Righter pulls his overcoat more tightly around his neck, light from street lamps glinting off his glasses. He nods and says to me, “Take care. Glad you’re okay,” deciding to acknowledge my so-called trouble. “This is real hard on all of us.” A thought catches before it is out in words. Whatever he was going to say next is gone, retracted, struck from the record. “I’ll be talking to you,” he promises Marino. Windows go up. We drive off.
“Give me a cigarette,” I tell Marino. “I’m assuming he didn’t come to my house earlier today,” I then say.
“Yeah, actually he did. About ten o’clock this morning.” He offers me the pack of unaltered Lucky Strikes and flame spits out of a lighter he holds my way.
Anger coils through my entrails, and the back of my neck is hot, the pressure in my head almost unbearable. Fear stirs inside me like a waking beast. I turn mean, punching in the lighter on the dash, ungraciously leaving Marino’s arm extended with the Bic lighter flaming. “Thanks for telling me,” I sharply reply. “You mind my asking who the hell else has been in my house? And how many times? And how long they stayed and what they touched?”
“Hey, don’t take it out on me,” he warns.
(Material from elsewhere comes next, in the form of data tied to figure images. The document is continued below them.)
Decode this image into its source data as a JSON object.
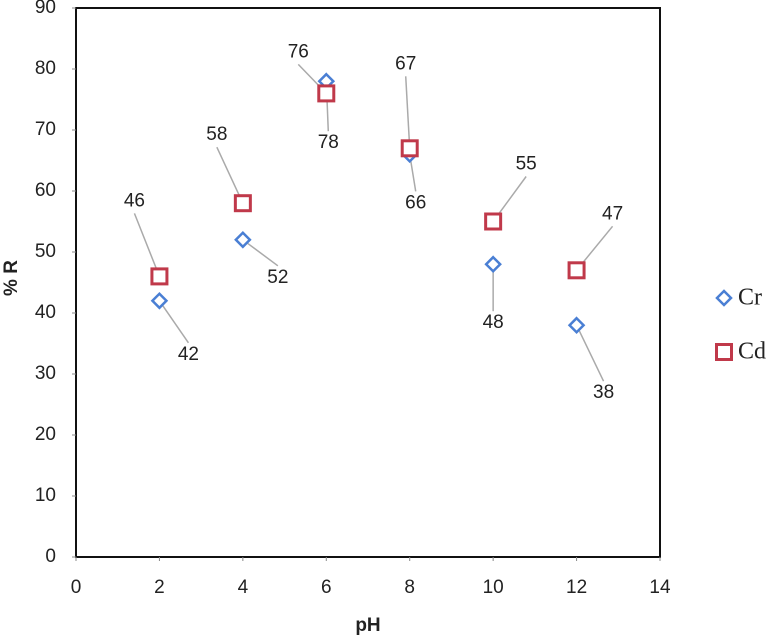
{
  "chart_data": {
    "type": "scatter",
    "x_label": "pH",
    "y_label": "% R",
    "xlim": [
      0,
      14
    ],
    "xticks": [
      0,
      2,
      4,
      6,
      8,
      10,
      12,
      14
    ],
    "ylim": [
      0,
      90
    ],
    "yticks": [
      0,
      10,
      20,
      30,
      40,
      50,
      60,
      70,
      80,
      90
    ],
    "legend": "right",
    "series": [
      {
        "name": "Cr",
        "color": "#4a7fd4",
        "marker": "diamond",
        "x": [
          2,
          4,
          6,
          8,
          10,
          12
        ],
        "values": [
          42,
          52,
          78,
          66,
          48,
          38
        ]
      },
      {
        "name": "Cd",
        "color": "#c0394a",
        "marker": "square",
        "x": [
          2,
          4,
          6,
          8,
          10,
          12
        ],
        "values": [
          46,
          58,
          76,
          67,
          55,
          47
        ]
      }
    ]
  }
}
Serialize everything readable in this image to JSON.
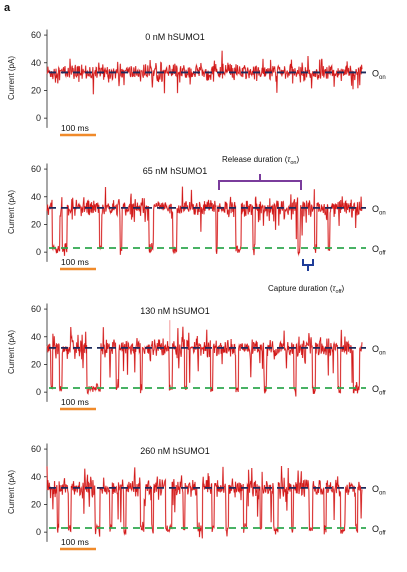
{
  "figure_label": "a",
  "colors": {
    "trace": "#d01818",
    "trace_light": "#f08080",
    "on_line": "#1b2a5c",
    "off_line": "#2fa84f",
    "scale_bar": "#f08a2a",
    "bracket": "#7a3c9c",
    "capture_bracket": "#1f3d99",
    "axis": "#222222"
  },
  "annotations": {
    "release": {
      "prefix": "Release duration (",
      "symbol": "τ",
      "sub": "on",
      "suffix": ")"
    },
    "capture": {
      "prefix": "Capture duration (",
      "symbol": "τ",
      "sub": "off",
      "suffix": ")"
    }
  },
  "chart_data": [
    {
      "type": "line",
      "title": "0 nM hSUMO1",
      "ylabel": "Current (pA)",
      "xlabel": "",
      "yticks": [
        0,
        20,
        40,
        60
      ],
      "ylim": [
        -10,
        68
      ],
      "scale_bar": {
        "label": "100 ms",
        "value_ms": 100
      },
      "levels": [
        {
          "label": "O",
          "sub": "on",
          "value": 33,
          "color_key": "on_line"
        }
      ],
      "duration_ms": 500,
      "baseline_pA": 33,
      "noise_pA": 3,
      "events_ms": []
    },
    {
      "type": "line",
      "title": "65 nM hSUMO1",
      "ylabel": "Current (pA)",
      "xlabel": "",
      "yticks": [
        0,
        20,
        40,
        60
      ],
      "ylim": [
        -10,
        68
      ],
      "scale_bar": {
        "label": "100 ms",
        "value_ms": 100
      },
      "levels": [
        {
          "label": "O",
          "sub": "on",
          "value": 32,
          "color_key": "on_line"
        },
        {
          "label": "O",
          "sub": "off",
          "value": 3,
          "color_key": "off_line"
        }
      ],
      "duration_ms": 500,
      "baseline_pA": 32,
      "noise_pA": 3,
      "events_ms": [
        [
          8,
          12
        ],
        [
          24,
          8
        ],
        [
          83,
          4
        ],
        [
          116,
          3
        ],
        [
          162,
          7
        ],
        [
          200,
          6
        ],
        [
          268,
          2
        ],
        [
          300,
          8
        ],
        [
          327,
          3
        ],
        [
          398,
          4
        ],
        [
          425,
          3
        ],
        [
          446,
          3
        ]
      ]
    },
    {
      "type": "line",
      "title": "130 nM hSUMO1",
      "ylabel": "Current (pA)",
      "xlabel": "",
      "yticks": [
        0,
        20,
        40,
        60
      ],
      "ylim": [
        -10,
        68
      ],
      "scale_bar": {
        "label": "100 ms",
        "value_ms": 100
      },
      "levels": [
        {
          "label": "O",
          "sub": "on",
          "value": 32,
          "color_key": "on_line"
        },
        {
          "label": "O",
          "sub": "off",
          "value": 3,
          "color_key": "off_line"
        }
      ],
      "duration_ms": 500,
      "baseline_pA": 32,
      "noise_pA": 3.2,
      "events_ms": [
        [
          6,
          3
        ],
        [
          20,
          4
        ],
        [
          63,
          22
        ],
        [
          110,
          4
        ],
        [
          148,
          3
        ],
        [
          194,
          5
        ],
        [
          218,
          4
        ],
        [
          260,
          3
        ],
        [
          300,
          4
        ],
        [
          345,
          3
        ],
        [
          392,
          3
        ],
        [
          421,
          5
        ],
        [
          462,
          4
        ],
        [
          486,
          10
        ]
      ]
    },
    {
      "type": "line",
      "title": "260 nM hSUMO1",
      "ylabel": "Current (pA)",
      "xlabel": "",
      "yticks": [
        0,
        20,
        40,
        60
      ],
      "ylim": [
        -10,
        68
      ],
      "scale_bar": {
        "label": "100 ms",
        "value_ms": 100
      },
      "levels": [
        {
          "label": "O",
          "sub": "on",
          "value": 32,
          "color_key": "on_line"
        },
        {
          "label": "O",
          "sub": "off",
          "value": 3,
          "color_key": "off_line"
        }
      ],
      "duration_ms": 500,
      "baseline_pA": 32,
      "noise_pA": 3.2,
      "events_ms": [
        [
          16,
          3
        ],
        [
          34,
          4
        ],
        [
          76,
          8
        ],
        [
          100,
          3
        ],
        [
          122,
          3
        ],
        [
          148,
          6
        ],
        [
          166,
          3
        ],
        [
          188,
          10
        ],
        [
          216,
          3
        ],
        [
          238,
          9
        ],
        [
          262,
          3
        ],
        [
          284,
          4
        ],
        [
          312,
          5
        ],
        [
          338,
          3
        ],
        [
          360,
          7
        ],
        [
          388,
          3
        ],
        [
          416,
          6
        ],
        [
          440,
          3
        ],
        [
          466,
          7
        ],
        [
          490,
          3
        ]
      ]
    }
  ]
}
I know the tone. He is about to lose his patience with me and my mess. We are like weather systems about to collide, and I don’t want that. The last thing I need right now is a war with Marino. I touch the tip of the cigarette to bright orange coils and inhale deeply, the punch of pure tobacco spinning me. We drive several minutes in flinty silence, and when I finally speak, I sound numb, my feverish brain glazing over like the streets, depression a heavy pain spreading along my ribs. “I know you’re just doing what has to be done. I appreciate it,” I force the words. “Even if I’m not showing it.”
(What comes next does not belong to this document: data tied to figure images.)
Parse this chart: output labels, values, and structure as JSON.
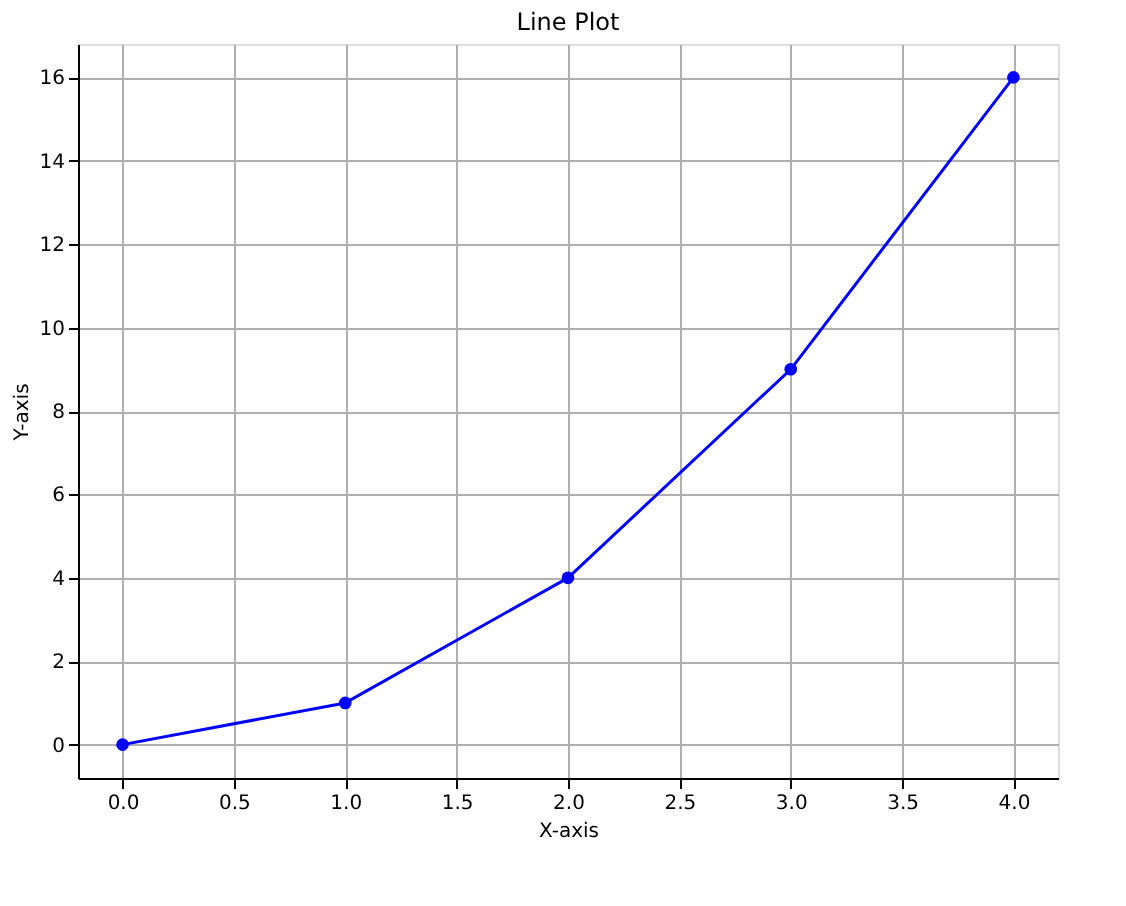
{
  "chart_data": {
    "type": "line",
    "title": "Line Plot",
    "xlabel": "X-axis",
    "ylabel": "Y-axis",
    "x": [
      0,
      1,
      2,
      3,
      4
    ],
    "series": [
      {
        "color": "#0000ff",
        "values": [
          0,
          1,
          4,
          9,
          16
        ]
      }
    ],
    "xlim": [
      -0.2,
      4.2
    ],
    "xticks": [
      {
        "value": 0,
        "label": "0.0"
      },
      {
        "value": 0.5,
        "label": "0.5"
      },
      {
        "value": 1,
        "label": "1.0"
      },
      {
        "value": 1.5,
        "label": "1.5"
      },
      {
        "value": 2,
        "label": "2.0"
      },
      {
        "value": 2.5,
        "label": "2.5"
      },
      {
        "value": 3,
        "label": "3.0"
      },
      {
        "value": 3.5,
        "label": "3.5"
      },
      {
        "value": 4,
        "label": "4.0"
      }
    ],
    "ylim": [
      -0.8,
      16.8
    ],
    "yticks": [
      0,
      2,
      4,
      6,
      8,
      10,
      12,
      14,
      16
    ],
    "grid": true,
    "marker": "circle",
    "line_style": "solid"
  }
}
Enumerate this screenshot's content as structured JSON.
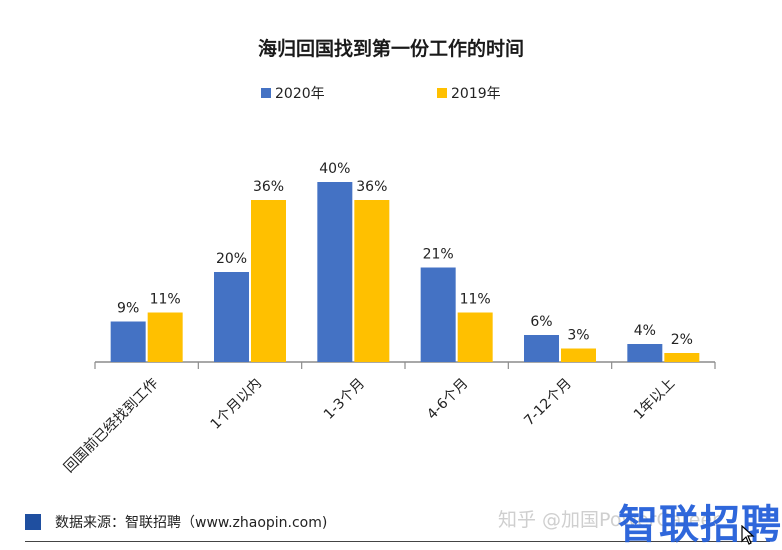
{
  "title": "海归回国找到第一份工作的时间",
  "legend": [
    {
      "name": "2020年",
      "color": "#4472c4"
    },
    {
      "name": "2019年",
      "color": "#ffc000"
    }
  ],
  "chart_data": {
    "type": "bar",
    "title": "海归回国找到第一份工作的时间",
    "categories": [
      "回国前已经找到工作",
      "1个月以内",
      "1-3个月",
      "4-6个月",
      "7-12个月",
      "1年以上"
    ],
    "series": [
      {
        "name": "2020年",
        "color": "#4472c4",
        "values": [
          9,
          20,
          40,
          21,
          6,
          4
        ]
      },
      {
        "name": "2019年",
        "color": "#ffc000",
        "values": [
          11,
          36,
          36,
          11,
          3,
          2
        ]
      }
    ],
    "value_suffix": "%",
    "ylim": [
      0,
      44
    ],
    "grid": false,
    "legend_position": "top"
  },
  "footer": {
    "source": "数据来源：智联招聘（www.zhaopin.com)",
    "square_color": "#1f4fa0"
  },
  "watermark": "知乎 @加国PowerCareer",
  "brand_logo": "智联招聘"
}
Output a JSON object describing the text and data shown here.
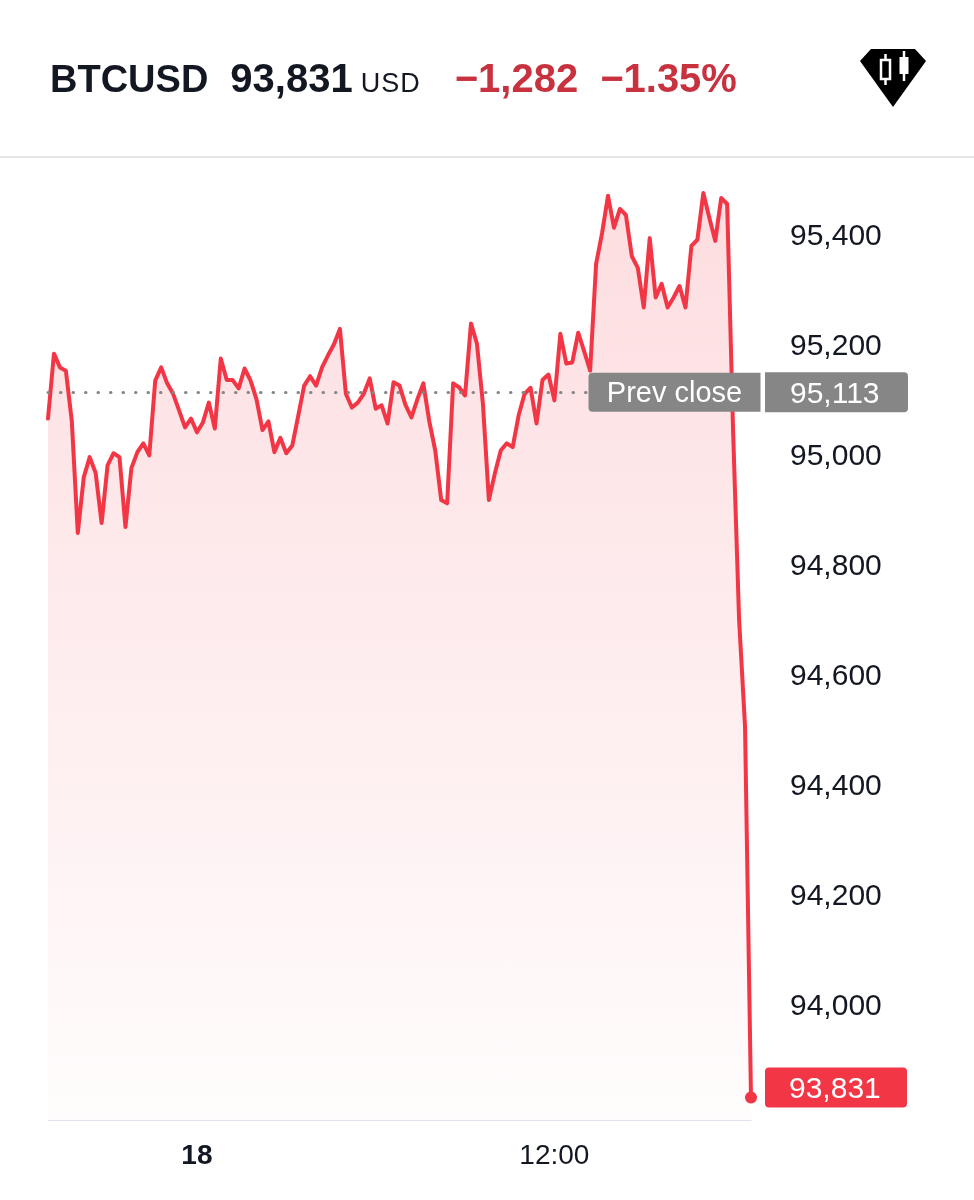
{
  "chart_data": {
    "type": "area",
    "title": "BTCUSD",
    "annotations": [
      "93,831",
      "USD",
      "−1,282",
      "−1.35%"
    ],
    "categories": [
      null,
      null,
      null,
      null,
      null,
      null,
      null,
      null,
      null,
      null,
      null,
      null,
      null,
      null,
      null,
      null,
      null,
      null,
      null,
      null,
      null,
      null,
      null,
      null,
      null,
      "18",
      null,
      null,
      null,
      null,
      null,
      null,
      null,
      null,
      null,
      null,
      null,
      null,
      null,
      null,
      null,
      null,
      null,
      null,
      null,
      null,
      null,
      null,
      null,
      null,
      null,
      null,
      null,
      null,
      null,
      null,
      null,
      null,
      null,
      null,
      null,
      null,
      null,
      null,
      null,
      null,
      null,
      null,
      null,
      null,
      null,
      null,
      null,
      null,
      null,
      null,
      null,
      null,
      null,
      null,
      null,
      null,
      null,
      null,
      null,
      "12:00",
      null,
      null,
      null,
      null,
      null,
      null,
      null,
      null,
      null,
      null,
      null,
      null,
      null,
      null,
      null,
      null,
      null,
      null,
      null,
      null,
      null,
      null,
      null,
      null,
      null,
      null,
      null,
      null,
      null,
      null,
      null,
      null,
      null
    ],
    "values": [
      95065,
      95183,
      95158,
      95152,
      95060,
      94857,
      94958,
      94995,
      94966,
      94875,
      94980,
      95002,
      94995,
      94868,
      94975,
      95004,
      95020,
      94998,
      95134,
      95158,
      95129,
      95110,
      95080,
      95049,
      95065,
      95040,
      95058,
      95094,
      95047,
      95174,
      95135,
      95135,
      95120,
      95156,
      95134,
      95100,
      95044,
      95060,
      95004,
      95030,
      95002,
      95016,
      95070,
      95125,
      95142,
      95125,
      95158,
      95180,
      95200,
      95228,
      95110,
      95085,
      95094,
      95110,
      95138,
      95083,
      95089,
      95056,
      95131,
      95125,
      95090,
      95067,
      95100,
      95129,
      95060,
      95007,
      94917,
      94911,
      95129,
      95122,
      95107,
      95238,
      95201,
      95092,
      94917,
      94965,
      95007,
      95020,
      95013,
      95071,
      95110,
      95121,
      95056,
      95135,
      95145,
      95098,
      95219,
      95165,
      95167,
      95221,
      95187,
      95152,
      95346,
      95402,
      95470,
      95412,
      95446,
      95435,
      95360,
      95339,
      95267,
      95393,
      95285,
      95310,
      95267,
      95285,
      95306,
      95267,
      95379,
      95390,
      95475,
      95430,
      95388,
      95466,
      95455,
      95040,
      94700,
      94505,
      93831
    ],
    "value_labels": [
      null,
      null,
      null,
      null,
      null,
      null,
      null,
      null,
      null,
      null,
      null,
      null,
      null,
      null,
      null,
      null,
      null,
      null,
      null,
      null,
      null,
      null,
      null,
      null,
      null,
      null,
      null,
      null,
      null,
      null,
      null,
      null,
      null,
      null,
      null,
      null,
      null,
      null,
      null,
      null,
      null,
      null,
      null,
      null,
      null,
      null,
      null,
      null,
      null,
      null,
      null,
      null,
      null,
      null,
      null,
      null,
      null,
      null,
      null,
      null,
      null,
      null,
      null,
      null,
      null,
      null,
      null,
      null,
      null,
      null,
      null,
      null,
      null,
      null,
      null,
      null,
      null,
      null,
      null,
      null,
      null,
      null,
      null,
      null,
      null,
      null,
      null,
      null,
      null,
      null,
      null,
      null,
      null,
      null,
      null,
      null,
      null,
      null,
      null,
      null,
      null,
      null,
      null,
      null,
      null,
      null,
      null,
      null,
      null,
      null,
      null,
      null,
      null,
      null,
      null,
      null,
      null,
      null,
      "93,831"
    ],
    "color": "#f23645",
    "ylim": [
      93790,
      95535
    ],
    "yticks": [
      {
        "value": 94000,
        "label": "94,000"
      },
      {
        "value": 94200,
        "label": "94,200"
      },
      {
        "value": 94400,
        "label": "94,400"
      },
      {
        "value": 94600,
        "label": "94,600"
      },
      {
        "value": 94800,
        "label": "94,800"
      },
      {
        "value": 95000,
        "label": "95,000"
      },
      {
        "value": 95113,
        "label": "95,113"
      },
      {
        "value": 95200,
        "label": "95,200"
      },
      {
        "value": 95400,
        "label": "95,400"
      }
    ],
    "ref_lines": [
      {
        "axis": "y",
        "value": 95113,
        "label": "Prev close",
        "color": "#868686",
        "line_style": "dotted"
      }
    ]
  }
}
“You don’t got to explain nothing.” He sucks on his cigarette, both of us shooting streams of smoke toward our partially open windows. “I know exactly what you feel,” he adds.
“You couldn’t possibly.” Resentment seeps up my throat like bile. “I don’t even know.”
“I understand a lot more than you give me credit for,” he says. “Someday you’ll see that, Doc. No way you can see shit right now, and I’m telling you it ain’t gonna get no better in days and weeks to come. That’s the way it works. The real damage hasn’t even hit. I can’t tell you how many times I’ve seen it, seen what happens to people when they’re victimized.”
I absolutely do not want to hear a single word of this.
“Damn good thing you’re going where you are,” he says. “Exactly what the doctor ordered, in more ways than one.”
“I’m not staying with Anna because it’s what the doctor ordered,” I reply testily. “I’m staying with her because she’s my friend.”
“Look, you’re a victim and you got to deal with it, and you need help dealing with it. Don’t matter you’re a doctor-lawyerIndian chief.” Marino will not shut up, in part because he is looking for a fight. He wants a focus for his anger. I can see what is coming, and anger crawls up my neck and heats up the roots of my hair. “Being a victim’s the great equalizer,” Marino, the world’s authority, goes on.
I draw out the words slowly. “I am not a victim.” My voice wavers around its edges like fire. “There’s a difference between being victimized and being a victim. I’m not a sideshow for character disorders.” My tone sears. “I haven’t become what he wanted to turn me into”of course, I mean Chandonne”even if he’d had his way, I wouldn’t be what he tried to project onto me. I would just be dead. Not changed. Not something less than I am. Just dead.”
I feel Marino recoil in his dark, loud space on the other side of his huge, manly truck. He doesn’t understand what I mean or feel and probably never will. He reacts as if I slapped him across the face or kneed him in the groin.